Pegou os ovos e o bacon, os despejou na frigideira e a colocou no fogo sem dificuldades. Enquanto fritavam tirou a chaleira do fogo e derramou o líquido nas xícaras deixando os saquinhos de chá devidamente colocados dentro delas.

Começou a mexer os ovos e assistiu a água mudar de cor conforme os sachês abriam. Esperou que não ficasse tão ruim, afinal. Não deveria ser tão difícil colocar só algumas colheres de açúcar nos chás.

O rapaz estava abaixado em frente ao armário da cozinha procurando por uma tigela para colocar os ovos e o bacon quando começou a ouvir passos na escada. Levantou-se em um salto, batendo a cabeça na porta aberta do guarda-louças.

Quando Tina chegou até a cozinha, o rapaz estava sentado em uma das banquetas em frente ao balcão esfregando a testa no lugar da batida, ela o tocou nas costas e depois o envolveu em um abraço, em seguida se afastou, mas uma das mãos permanecia sobre o ombro de Pedro.

- Bom dia! - Disse ela e se inclinou levemente para beijá-lo. - O que temos para hoje?

- Temos o melhor, como sempre: ovos e bacon.

- De novo? - Reclamou.

- 0 que há de errado com meus ovos e bacon? - Pedro lhe lançou um olhar chocado e sua voz em um tom mais indignado do que ele parecia estar, o que fez com que os dois caíssem no riso segundos depois.

Tina não disse nada, limitou-se a puxar uma banqueta e sentar aguardando a refeição. Por mais que gostasse de implicar com ele, sabia que Rabicho fazia excelentes ovos e bacon - de fato, só a menção das palavras já fazia sua boca salivar.

Tomou um gole do chá que estava no balcão ainda sem açúcar, o adoçou e ficou observando Pedro e sua frigideira mágica criarem a refeição mais perfeita que já havia experimentado.

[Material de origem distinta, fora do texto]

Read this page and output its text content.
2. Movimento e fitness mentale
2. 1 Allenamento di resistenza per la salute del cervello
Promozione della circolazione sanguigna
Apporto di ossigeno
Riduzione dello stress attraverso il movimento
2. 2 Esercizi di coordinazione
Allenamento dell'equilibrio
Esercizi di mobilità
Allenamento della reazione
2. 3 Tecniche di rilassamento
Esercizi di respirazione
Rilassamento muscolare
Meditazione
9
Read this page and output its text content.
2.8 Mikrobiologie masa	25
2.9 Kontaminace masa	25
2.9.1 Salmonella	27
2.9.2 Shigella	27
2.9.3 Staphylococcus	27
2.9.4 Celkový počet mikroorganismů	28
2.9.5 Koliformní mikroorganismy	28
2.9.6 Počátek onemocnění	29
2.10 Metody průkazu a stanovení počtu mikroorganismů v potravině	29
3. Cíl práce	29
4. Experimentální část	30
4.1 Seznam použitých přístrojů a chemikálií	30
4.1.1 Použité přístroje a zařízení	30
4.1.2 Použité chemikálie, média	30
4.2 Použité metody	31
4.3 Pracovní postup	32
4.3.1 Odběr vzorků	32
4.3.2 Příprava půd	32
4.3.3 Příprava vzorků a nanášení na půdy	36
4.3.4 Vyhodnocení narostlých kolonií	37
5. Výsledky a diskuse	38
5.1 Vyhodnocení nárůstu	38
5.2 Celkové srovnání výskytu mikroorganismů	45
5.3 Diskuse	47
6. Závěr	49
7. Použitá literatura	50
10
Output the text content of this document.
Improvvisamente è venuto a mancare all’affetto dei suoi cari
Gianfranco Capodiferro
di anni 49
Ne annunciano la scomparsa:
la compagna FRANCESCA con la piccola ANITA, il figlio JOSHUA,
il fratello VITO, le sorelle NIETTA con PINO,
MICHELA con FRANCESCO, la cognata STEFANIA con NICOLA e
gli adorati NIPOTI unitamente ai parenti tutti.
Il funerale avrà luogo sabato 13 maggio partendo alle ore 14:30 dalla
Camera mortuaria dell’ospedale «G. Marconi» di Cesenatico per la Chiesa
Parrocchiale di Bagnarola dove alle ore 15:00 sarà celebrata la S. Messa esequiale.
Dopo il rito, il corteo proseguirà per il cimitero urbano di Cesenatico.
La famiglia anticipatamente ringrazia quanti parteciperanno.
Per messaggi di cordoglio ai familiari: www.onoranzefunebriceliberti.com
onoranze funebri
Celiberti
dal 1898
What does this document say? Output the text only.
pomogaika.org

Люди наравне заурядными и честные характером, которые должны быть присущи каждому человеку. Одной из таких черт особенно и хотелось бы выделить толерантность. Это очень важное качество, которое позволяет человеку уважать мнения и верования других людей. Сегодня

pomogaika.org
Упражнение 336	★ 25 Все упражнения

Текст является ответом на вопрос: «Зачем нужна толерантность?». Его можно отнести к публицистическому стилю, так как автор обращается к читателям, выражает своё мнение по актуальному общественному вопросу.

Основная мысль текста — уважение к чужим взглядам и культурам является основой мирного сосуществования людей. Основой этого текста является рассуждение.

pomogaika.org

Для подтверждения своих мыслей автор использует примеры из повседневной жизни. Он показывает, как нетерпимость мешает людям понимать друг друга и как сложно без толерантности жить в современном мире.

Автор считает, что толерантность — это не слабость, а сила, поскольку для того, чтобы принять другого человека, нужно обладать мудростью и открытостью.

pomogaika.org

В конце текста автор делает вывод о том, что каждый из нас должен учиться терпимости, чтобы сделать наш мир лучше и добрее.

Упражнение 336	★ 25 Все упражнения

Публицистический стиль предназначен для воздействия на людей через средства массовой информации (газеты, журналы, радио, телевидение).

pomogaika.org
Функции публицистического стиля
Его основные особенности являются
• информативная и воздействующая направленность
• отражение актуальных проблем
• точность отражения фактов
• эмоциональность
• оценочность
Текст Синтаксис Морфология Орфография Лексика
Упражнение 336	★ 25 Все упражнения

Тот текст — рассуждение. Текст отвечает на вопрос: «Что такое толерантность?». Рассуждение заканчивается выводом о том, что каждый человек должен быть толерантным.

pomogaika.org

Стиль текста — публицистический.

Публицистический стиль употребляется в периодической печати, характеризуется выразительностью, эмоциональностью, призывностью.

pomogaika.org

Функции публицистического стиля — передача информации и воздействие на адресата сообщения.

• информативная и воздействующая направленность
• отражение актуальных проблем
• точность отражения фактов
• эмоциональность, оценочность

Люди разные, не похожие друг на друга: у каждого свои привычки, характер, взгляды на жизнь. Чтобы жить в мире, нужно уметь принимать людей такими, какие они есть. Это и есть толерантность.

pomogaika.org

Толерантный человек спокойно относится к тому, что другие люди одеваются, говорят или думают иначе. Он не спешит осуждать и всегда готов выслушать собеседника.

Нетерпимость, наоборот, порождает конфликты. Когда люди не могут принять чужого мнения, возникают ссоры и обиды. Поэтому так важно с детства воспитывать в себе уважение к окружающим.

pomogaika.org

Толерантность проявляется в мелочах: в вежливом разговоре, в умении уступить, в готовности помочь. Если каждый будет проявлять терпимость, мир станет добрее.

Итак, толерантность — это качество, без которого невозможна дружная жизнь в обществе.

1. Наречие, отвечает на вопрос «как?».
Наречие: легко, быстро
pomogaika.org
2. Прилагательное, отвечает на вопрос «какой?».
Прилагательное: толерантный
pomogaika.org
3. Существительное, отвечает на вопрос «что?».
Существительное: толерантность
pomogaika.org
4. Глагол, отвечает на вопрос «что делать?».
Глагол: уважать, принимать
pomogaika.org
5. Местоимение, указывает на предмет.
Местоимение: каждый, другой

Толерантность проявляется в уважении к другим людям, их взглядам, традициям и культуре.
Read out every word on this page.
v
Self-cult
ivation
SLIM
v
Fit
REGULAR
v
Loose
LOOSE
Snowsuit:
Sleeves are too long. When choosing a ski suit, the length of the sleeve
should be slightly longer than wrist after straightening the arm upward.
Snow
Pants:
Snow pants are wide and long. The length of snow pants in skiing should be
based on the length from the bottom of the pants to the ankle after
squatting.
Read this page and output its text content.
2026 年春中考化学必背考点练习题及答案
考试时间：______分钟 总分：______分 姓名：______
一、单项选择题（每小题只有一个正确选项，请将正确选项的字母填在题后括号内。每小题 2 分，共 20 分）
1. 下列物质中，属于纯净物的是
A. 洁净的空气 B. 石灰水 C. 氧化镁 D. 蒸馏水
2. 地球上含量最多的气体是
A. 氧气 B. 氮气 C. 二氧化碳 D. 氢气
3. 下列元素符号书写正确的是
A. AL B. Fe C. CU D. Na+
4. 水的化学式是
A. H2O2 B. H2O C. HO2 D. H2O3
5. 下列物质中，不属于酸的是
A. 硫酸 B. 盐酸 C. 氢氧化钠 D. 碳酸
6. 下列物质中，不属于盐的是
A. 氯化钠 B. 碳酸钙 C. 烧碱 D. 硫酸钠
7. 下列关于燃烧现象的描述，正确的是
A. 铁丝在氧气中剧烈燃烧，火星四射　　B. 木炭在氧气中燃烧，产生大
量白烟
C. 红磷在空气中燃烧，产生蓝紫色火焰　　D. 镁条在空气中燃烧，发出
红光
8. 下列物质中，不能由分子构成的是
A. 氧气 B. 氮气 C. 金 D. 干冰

Quando Rabicho terminou de comer, sentiu o olhar divertido dela em sua direção. Ela e sua maldita xícara de chá, que sempre escondia seu sorriso bobo. Pensou em provocá-lo, mas não valia apena. Além do mais, o relógio na parede da cozinha indicava que deveriam se arrumar para o almoço na casa dos Potter.

Em um piscar de olhos, o brilho do olhar de Pedro se foi, daquele sorriso maravilhoso só lhe restou a memória, seu perfume amadeirado sumiu pelo ar. A dor e o sentimento de o ter perdido a machucava. Ela saiu de cena e ele nem se quer tinha como a procurar.

Agora ele estava muito longe da sua realidade, inalcançável. Porém, Tina era capaz de sentir sua presença, e sabia que esse tempo em que esteve na sua realidade desejada a manteria em pé nos momentos em que mais fosse preciso, pois ele continua sendo seu ponto de conforto.

Em questão de segundos, pode sentir a tristeza por não ter ficado mais tempo ao lado de Pettigrew se esvaindo e dando espaço a um enorme sentimento de gratidão, pois os anos que passara junto dele, mesmo que aqui neste plano horas apenas, Rabicho levara todo o seu lado monocromático para o lixo, junto com o peso em suas costas.

Claro que sentiria falta daqueles olhos azuis que apresentaram a ela o arco-íris. Mas a vida real é exatamente como um arco-íris, surpreendente, as vezes um tanto apagada e calma, em outros momentos com cores vibrantes.